The Taliban killed at least 16 people Tuesday and kidnapped dozens of others after pulling them off buses in northern Afghanistan, officials said, the latest assault since the insurgents named a new leader last week. The Taliban claimed they were targeting Afghan security officials aboard the buses passing through Aliabad district in the province of Kunduz, where the insurgents briefly overran the provincial capital in a stunning military victory last year.
Around 200 passengers were travelling in four buses towards Kabul when they were waylaid by Taliban gunmen, with some killed on the side of the road at point-blank range, officials said.
“The Taliban shot dead 16 passengers and they are still holding more than 30 others,” said Sayed Mahmood Danish, spokesman for the governor of Kunduz.
Regional police commander Shir Aziz Kamawal gave a death toll of 17 and did not clearly confirm the identities of the passengers.
“They (Taliban) have released some passengers but are holding many others. None of the passengers were wearing military uniform but some may have been former police,” he said.
Residents of insurgency-prone Aliabad told AFP the Taliban were holding an informal court in a local mosque, scrutinising the ID documents of the abducted passengers and interrogating them for any government links.
“We had precise intelligence that 26 Afghan commandoes and police were among the passengers,” Taliban spokesman Zabihullah Mujahid told AFP, adding that six of them were killed while trying to escape.
Highways around Afghanistan passing through insurgency-prone areas have become exceedingly dangerous, with the Taliban and other armed groups frequently kidnapping or killing travellers.
Civilians are increasingly caught in the crosshairs of Afghanistan’s worsening conflict as the Taliban step up their annual spring offensive, launched in April against the Western-backed Kabul government.
Tuesday’s incident comes a day after the Taliban overran multiple police checkpoints in Helmand, the first major assault in the opium-rich southern province since the leadership transition.
The Taliban last Wednesday announced Haibatullah Akhundzada as their new leader, elevating a low-profile religious figure in a swift power transition after officially confirming the death of Mullah Mansour in a US drone strike.
The drone attack, the first known American assault on a top Afghan Taliban leader on Pakistani soil, sent shockwaves through the insurgent movement, which had seen a resurgence under Mansour.
He was killed just nine months after being formally appointed leader following a bitter power struggle upon the confirmation of the death of Taliban founder Mullah Omar.

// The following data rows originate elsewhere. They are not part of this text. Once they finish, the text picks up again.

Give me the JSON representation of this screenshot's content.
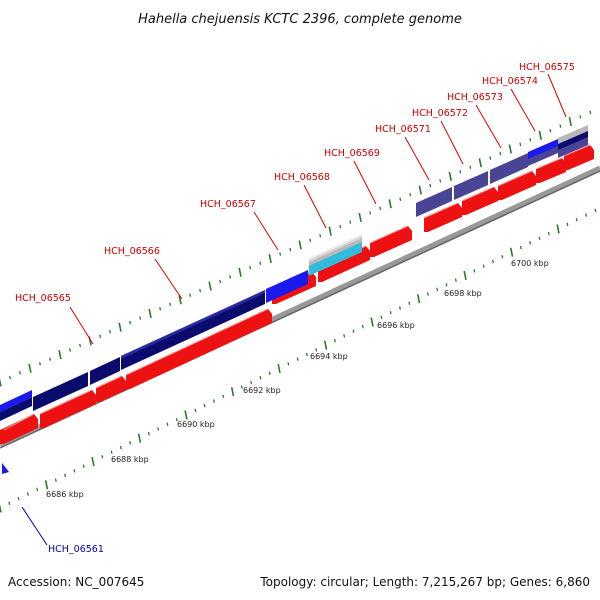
{
  "title": "Hahella chejuensis KCTC 2396, complete genome",
  "footer": {
    "accession": "Accession: NC_007645",
    "summary": "Topology: circular; Length: 7,215,267 bp; Genes: 6,860"
  },
  "colors": {
    "cog_dark": "#0b0b6e",
    "cog_blue": "#1a1aee",
    "cog_slate": "#4a4494",
    "cog_cyan": "#33bbdd",
    "cog_gray": "#b8b8b8",
    "cds": "#ee1111",
    "backbone": "#888888",
    "tick": "#2a7a2a",
    "label_forward": "#cc0000",
    "label_reverse": "#0000aa"
  },
  "scale_labels": [
    "6686 kbp",
    "6688 kbp",
    "6690 kbp",
    "6692 kbp",
    "6694 kbp",
    "6696 kbp",
    "6698 kbp",
    "6700 kbp"
  ],
  "genes": [
    {
      "name": "HCH_06561",
      "strand": "reverse"
    },
    {
      "name": "HCH_06565",
      "strand": "forward"
    },
    {
      "name": "HCH_06566",
      "strand": "forward"
    },
    {
      "name": "HCH_06567",
      "strand": "forward"
    },
    {
      "name": "HCH_06568",
      "strand": "forward"
    },
    {
      "name": "HCH_06569",
      "strand": "forward"
    },
    {
      "name": "HCH_06571",
      "strand": "forward"
    },
    {
      "name": "HCH_06572",
      "strand": "forward"
    },
    {
      "name": "HCH_06573",
      "strand": "forward"
    },
    {
      "name": "HCH_06574",
      "strand": "forward"
    },
    {
      "name": "HCH_06575",
      "strand": "forward"
    }
  ]
}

US President Barack Obama, who authorised the drone strikes, said Mansour had rejected efforts “to seriously engage in peace talks”, asserting that direct negotiations with the Afghan government were the only way to end the attritional conflict.
The US killing of Mansour showed that Washington has at least for now abandoned hopes of reviving the direct peace talks between Kabul and the Taliban, which broke down last summer.
Observers say Akhundzada, who is seen as more of a spiritual figurehead than a military commander, will emulate Mansour in shunning peace talks with the Afghan government.